Inter annual variability of precipitation (%CV) and its trends: (a) annual; (b) pre-monsoon; (c) monsoon; (d) post-monsoon and (e) winter season.
Inter annual variability of precipitation (%CV) and its trends: (a) annual; (b) pre-monsoon; (c) monsoon; (d) post-monsoon and (e) winter season.

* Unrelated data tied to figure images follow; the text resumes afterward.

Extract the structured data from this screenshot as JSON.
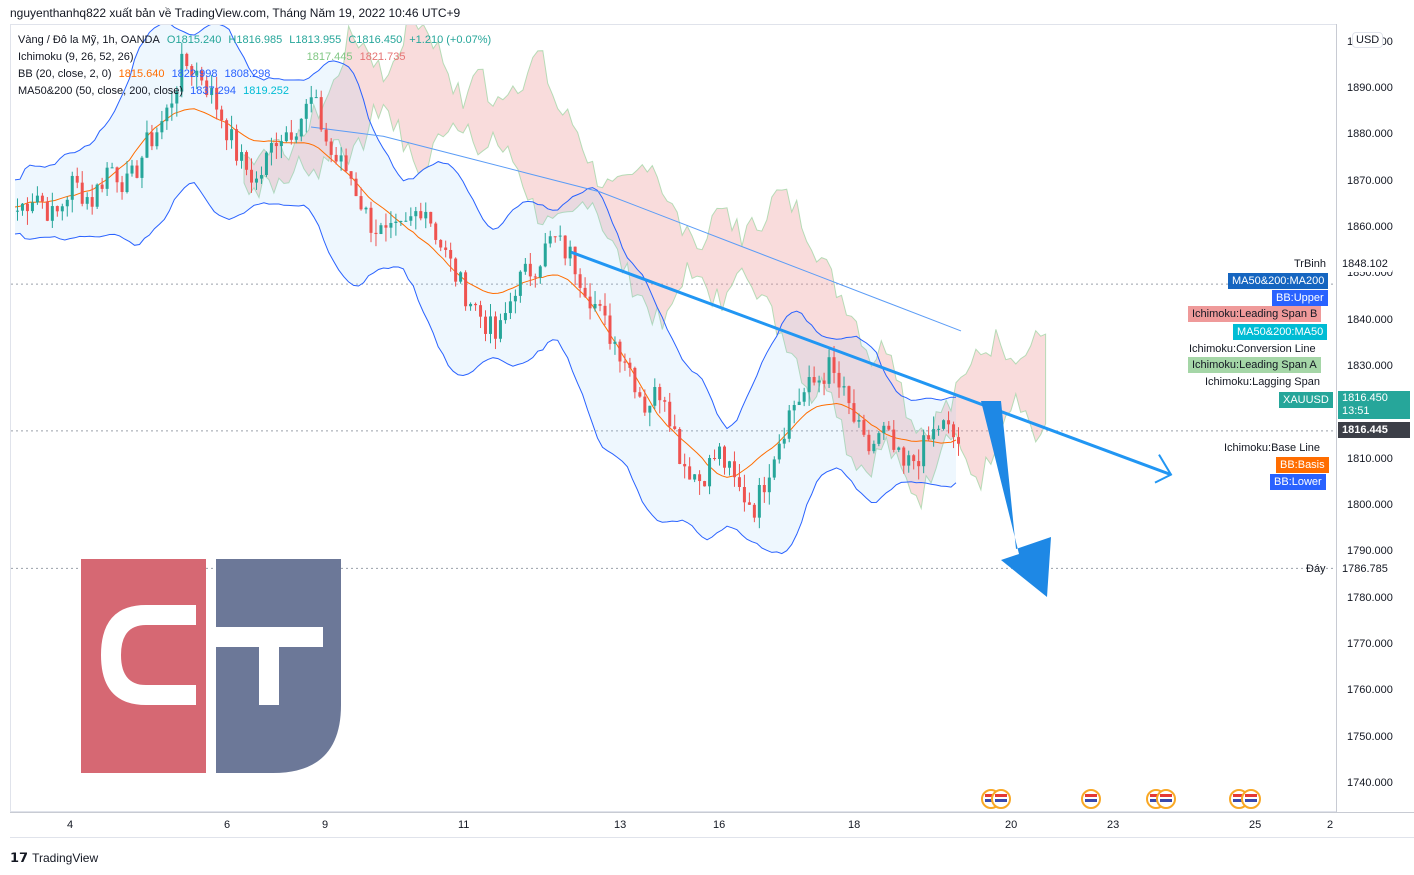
{
  "header": {
    "publisher": "nguyenthanhq822 xuất bản về TradingView.com, Tháng Năm 19, 2022 10:46 UTC+9"
  },
  "legend": {
    "symbol": "Vàng / Đô la Mỹ, 1h, OANDA",
    "ohlc": {
      "o": "O1815.240",
      "h": "H1816.985",
      "l": "L1813.955",
      "c": "C1816.450",
      "chg": "+1.210 (+0.07%)"
    },
    "ichimoku": {
      "name": "Ichimoku (9, 26, 52, 26)",
      "v1": "1817.445",
      "v2": "1821.735"
    },
    "bb": {
      "name": "BB (20, close, 2, 0)",
      "v1": "1815.640",
      "v2": "1822.998",
      "v3": "1808.298"
    },
    "ma": {
      "name": "MA50&200 (50, close, 200, close)",
      "v1": "1837.294",
      "v2": "1819.252"
    }
  },
  "currency": "USD",
  "right_tags": {
    "high_label": "TrBinh",
    "high_value": "1848.102",
    "low_label": "Đáy",
    "low_value": "1786.785",
    "ma200": "MA50&200:MA200",
    "bb_upper": "BB:Upper",
    "leading_b": "Ichimoku:Leading Span B",
    "ma50": "MA50&200:MA50",
    "conversion": "Ichimoku:Conversion Line",
    "leading_a": "Ichimoku:Leading Span A",
    "lagging": "Ichimoku:Lagging Span",
    "symbol": "XAUUSD",
    "price": "1816.450",
    "countdown": "13:51",
    "price2": "1816.445",
    "base_line": "Ichimoku:Base Line",
    "bb_basis": "BB:Basis",
    "bb_lower": "BB:Lower"
  },
  "colors": {
    "bull": "#26a69a",
    "bear": "#ef5350",
    "bb": "#2962ff",
    "trend": "#2196f3",
    "ma200": "#5b9cf6",
    "ma50": "#7fd6e6",
    "basis": "#ff6d00",
    "span_b": "#ef9a9a",
    "span_a": "#a5d6a7",
    "logo_red": "#d66873",
    "logo_blue": "#6c7898"
  },
  "footer": {
    "brand": "TradingView"
  },
  "chart_data": {
    "type": "candlestick",
    "y_ticks": [
      "1740.000",
      "1750.000",
      "1760.000",
      "1770.000",
      "1780.000",
      "1790.000",
      "1800.000",
      "1810.000",
      "1820.000",
      "1830.000",
      "1840.000",
      "1850.000",
      "1860.000",
      "1870.000",
      "1880.000",
      "1890.000",
      "1900.000"
    ],
    "x_ticks": [
      "4",
      "6",
      "9",
      "11",
      "13",
      "16",
      "18",
      "20",
      "23",
      "25",
      "2"
    ],
    "ylim": [
      1734,
      1904
    ],
    "close_path": [
      1864,
      1868,
      1862,
      1870,
      1866,
      1874,
      1869,
      1878,
      1884,
      1896,
      1893,
      1885,
      1875,
      1870,
      1880,
      1882,
      1888,
      1876,
      1872,
      1862,
      1858,
      1860,
      1866,
      1856,
      1848,
      1842,
      1836,
      1848,
      1852,
      1858,
      1854,
      1846,
      1838,
      1832,
      1822,
      1826,
      1810,
      1806,
      1812,
      1804,
      1800,
      1812,
      1822,
      1826,
      1830,
      1822,
      1812,
      1816,
      1808,
      1812,
      1818,
      1814
    ],
    "ma200": [
      1882,
      1880,
      1876,
      1872,
      1868,
      1862,
      1856,
      1850,
      1844,
      1838
    ],
    "trend_line": {
      "from": [
        1855,
        1840
      ],
      "to": [
        1800,
        1807
      ]
    },
    "horizontal_levels": [
      1848.102,
      1816.445,
      1786.785
    ],
    "last_price": 1816.45
  }
}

The analysis of the precipitation variability using CV for 1901–2013 for Satluj Basin indicates that the inter-annual variability of post-monsoon precipitation is greater than that of annual precipitation. Variation is lowest for annual and monsoon precipitation when minimum values of CV are 20.89 and 28.82%, respectively, as shown in Figure 4. The minimum values of CV for precipitation in the other seasons are 103.25% (post-monsoon), 45.94% (winter), and 45.54% (pre-monsoon). The value of CV is found to be highest in SW2 for three seasons: 71.2% for pre-monsoon, 70.66% for monsoon and 69.20% for winter. For post-monsoon season the highest value of CV was found in SW 9 with a value of 113.26%.
CONCLUSIONS
This study emphasizes long-term trends analysis using the MK, MMK and Sen's slope estimator tests for the period 1901–2013. Further, spatio-temporal analysis results are also estimated for all sub-basins over Satluj River Basin. Spatial maps are prepared as per CV (%) values of each sub-basin. The consequences of the rainfall variability in the mountainous region are poorly understood, therefore it is important to evaluate this variability from time to time. The analysis of variability and trends of monthly, annual and seasonal precipitation time series data were analysed for 10 SW of Satluj Basin for the period of 1901–2013. From the results of the study, it is concluded that both MK and MMK give almost similar results. The annual season for both MK and MMK show a positive significant trend except for two SW which show a negative significant trend (i.e. SW 2 and SW 9 respectively). In a monthly seasonal trend for both MK and MMK, 55% of the values are indicated by a negative trend (either statistically significant or non-significant) and the month of November indicates a positive trend for all the SW. The pre-monsoon season for both MK and MMK show a negative trend except for SW 2 which shows a positive trend. The IDW statistic considers deviations from the average by taking CV (%). The CV of inter annual precipitation is an index of climatic risk. The higher the CV (%), the more variable the year to year (i.e. inter-annual) rainfall of a locality is. The basin shows the inter-annual variability of post-monsoon precipitation greater than that of annual precipitation. The winter season shows a positive trend except for SW 9 which shows a negative trend. For determining the water availability and demand it is important to understand the trend and variability of precipitation for proper management of agriculture, water resource and policy and planning.
ACKNOWLEDGEMENTS
The authors would like to thank all the anonymous reviews for their valuable comments and suggestions. We are also grateful to the Central University of Jharkhand, Centre for Water Engineering and Management along with the National Institute of Hydrology, Roorkee, India for assistance in the early stages of this study. We also thank the Indian Meteorological Department (IMD) for providing the precipitation data.